Quand les “fablabs” donnent un coup de pouce aux start-up

Xavier Willot, responsable du Citifab 2, le "fablab" hébergé par Transforma BxL "Le 'fablab' démocratise l'accès aux outils et désacralise leur usage. On est dans l'esprit du 'do it yourself'." © Aurore Delsoir

Les ” fablabs ” se multiplient sur le territoire belge. Ces lieux d’innovation sont investis par les entrepreneurs et les créateurs de start-up qui veulent mettre les mains dans le cambouis et tester leurs idées à prix plancher.

Veoware Space a la tête dans les étoiles. La start-up active dans le domaine spatial vient de décrocher un chèque de 500.000 euros lors des derniers Innovative Starters Awards décernés par Innoviris, l’organisme bruxellois qui soutient la recherche et l’innovation. La jeune pousse a été récompensée pour son système innovant de guidage des satellites d’observation de la Terre.
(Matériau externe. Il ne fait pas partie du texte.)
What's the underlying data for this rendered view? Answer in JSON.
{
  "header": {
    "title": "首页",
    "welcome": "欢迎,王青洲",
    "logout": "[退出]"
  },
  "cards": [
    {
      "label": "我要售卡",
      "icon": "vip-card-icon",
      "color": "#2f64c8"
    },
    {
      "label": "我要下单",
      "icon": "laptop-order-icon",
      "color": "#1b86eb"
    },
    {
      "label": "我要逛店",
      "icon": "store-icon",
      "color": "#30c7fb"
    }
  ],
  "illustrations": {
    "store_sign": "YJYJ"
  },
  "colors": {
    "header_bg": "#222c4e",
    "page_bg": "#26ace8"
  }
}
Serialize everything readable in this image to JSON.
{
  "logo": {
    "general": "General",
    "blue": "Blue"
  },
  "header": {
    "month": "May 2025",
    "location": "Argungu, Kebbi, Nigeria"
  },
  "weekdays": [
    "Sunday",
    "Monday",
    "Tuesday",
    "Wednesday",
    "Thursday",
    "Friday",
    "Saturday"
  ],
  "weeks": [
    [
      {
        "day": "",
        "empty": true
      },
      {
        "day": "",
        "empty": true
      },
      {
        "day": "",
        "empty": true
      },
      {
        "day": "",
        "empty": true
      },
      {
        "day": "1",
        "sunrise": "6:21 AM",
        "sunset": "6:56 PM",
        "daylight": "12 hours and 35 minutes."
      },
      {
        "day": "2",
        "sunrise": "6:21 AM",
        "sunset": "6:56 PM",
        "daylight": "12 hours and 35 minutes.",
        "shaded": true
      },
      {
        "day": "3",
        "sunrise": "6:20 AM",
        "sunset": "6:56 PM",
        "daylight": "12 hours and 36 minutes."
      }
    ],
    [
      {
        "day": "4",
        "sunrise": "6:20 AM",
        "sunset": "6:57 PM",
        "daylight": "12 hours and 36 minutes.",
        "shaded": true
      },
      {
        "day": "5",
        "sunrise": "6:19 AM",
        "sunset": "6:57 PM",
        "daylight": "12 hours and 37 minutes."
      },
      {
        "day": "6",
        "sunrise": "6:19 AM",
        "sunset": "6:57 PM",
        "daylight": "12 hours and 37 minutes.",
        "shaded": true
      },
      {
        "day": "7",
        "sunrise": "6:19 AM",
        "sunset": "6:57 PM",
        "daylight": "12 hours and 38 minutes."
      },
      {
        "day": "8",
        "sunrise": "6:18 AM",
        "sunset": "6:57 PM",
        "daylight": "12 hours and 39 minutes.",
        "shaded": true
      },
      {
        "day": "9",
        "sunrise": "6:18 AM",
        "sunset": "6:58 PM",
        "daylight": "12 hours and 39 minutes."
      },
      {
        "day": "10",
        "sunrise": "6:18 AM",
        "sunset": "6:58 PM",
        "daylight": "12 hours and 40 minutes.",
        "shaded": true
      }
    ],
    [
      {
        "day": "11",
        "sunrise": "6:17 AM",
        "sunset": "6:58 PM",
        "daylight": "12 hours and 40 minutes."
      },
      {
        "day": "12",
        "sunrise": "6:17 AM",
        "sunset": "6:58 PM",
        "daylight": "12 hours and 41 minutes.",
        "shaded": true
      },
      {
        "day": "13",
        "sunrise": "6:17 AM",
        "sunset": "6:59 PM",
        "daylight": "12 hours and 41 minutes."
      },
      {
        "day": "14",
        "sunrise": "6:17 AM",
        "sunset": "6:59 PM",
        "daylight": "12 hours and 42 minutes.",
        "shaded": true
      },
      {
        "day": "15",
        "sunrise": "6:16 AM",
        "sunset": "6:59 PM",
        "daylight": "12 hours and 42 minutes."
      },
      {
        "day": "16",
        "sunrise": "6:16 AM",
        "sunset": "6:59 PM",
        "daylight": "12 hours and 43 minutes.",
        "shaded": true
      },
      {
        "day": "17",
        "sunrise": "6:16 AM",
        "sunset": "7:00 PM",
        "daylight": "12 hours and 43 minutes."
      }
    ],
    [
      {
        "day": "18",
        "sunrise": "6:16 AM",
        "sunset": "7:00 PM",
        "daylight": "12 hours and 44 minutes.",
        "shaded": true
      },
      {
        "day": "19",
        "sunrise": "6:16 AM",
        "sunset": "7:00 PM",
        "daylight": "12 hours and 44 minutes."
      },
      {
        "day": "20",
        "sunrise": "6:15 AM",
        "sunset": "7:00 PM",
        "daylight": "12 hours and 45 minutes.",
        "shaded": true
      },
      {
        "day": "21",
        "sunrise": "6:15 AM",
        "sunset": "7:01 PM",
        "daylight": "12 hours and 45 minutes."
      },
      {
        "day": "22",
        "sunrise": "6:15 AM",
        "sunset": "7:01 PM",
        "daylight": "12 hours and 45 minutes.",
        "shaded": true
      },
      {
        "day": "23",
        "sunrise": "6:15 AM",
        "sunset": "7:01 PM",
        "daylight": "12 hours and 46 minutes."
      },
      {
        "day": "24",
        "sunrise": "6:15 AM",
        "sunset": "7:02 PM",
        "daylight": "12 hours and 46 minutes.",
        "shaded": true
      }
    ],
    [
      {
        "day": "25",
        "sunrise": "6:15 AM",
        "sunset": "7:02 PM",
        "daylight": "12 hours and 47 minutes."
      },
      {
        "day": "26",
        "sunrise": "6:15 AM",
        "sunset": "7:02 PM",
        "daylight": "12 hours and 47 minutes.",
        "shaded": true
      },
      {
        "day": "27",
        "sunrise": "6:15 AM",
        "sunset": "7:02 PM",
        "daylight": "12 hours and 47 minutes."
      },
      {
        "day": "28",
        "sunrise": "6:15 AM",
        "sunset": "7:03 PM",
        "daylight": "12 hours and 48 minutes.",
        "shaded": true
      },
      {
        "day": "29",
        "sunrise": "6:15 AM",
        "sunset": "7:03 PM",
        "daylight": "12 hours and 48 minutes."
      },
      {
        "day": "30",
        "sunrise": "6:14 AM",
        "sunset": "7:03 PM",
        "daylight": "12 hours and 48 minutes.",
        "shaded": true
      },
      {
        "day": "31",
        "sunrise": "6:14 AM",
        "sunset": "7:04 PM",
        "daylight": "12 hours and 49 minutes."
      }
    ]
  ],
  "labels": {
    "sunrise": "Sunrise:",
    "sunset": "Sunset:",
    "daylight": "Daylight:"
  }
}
Son camp de base est situé à Evere, en Région bruxelloise, et plus spécifiquement à Transforma Bxl, un espace de coworking qui a la particularité d’accueillir en son sein un fablab.

Un fablab est un espace de création ouvert aux entrepreneurs et aux start-uppers qui cherchent à créer un premier prototype de leur produit. Pour Veoware Space, ce lieu s’est avéré crucial pour la fabrication d’une première mouture de son système de guidage. Grâce aux machines mises à disposition dans le fablab (oscilloscopes, générateurs de puissance, multimètres, etc.), Julien Tallineau et son équipe ont pu contrôler les paramètres du moteur et vérifier son bon fonctionnement. ” C’est grâce au fablab que nous avons convaincu Innoviris de nous apporter son soutien “, explique Julien Tallineau, CEO de Veoware Space. Le test du premier prototype s’est fait dans le fablab devant les responsables de l’organisme bruxellois, venus évaluer l’état d’avancement du projet de la start-up.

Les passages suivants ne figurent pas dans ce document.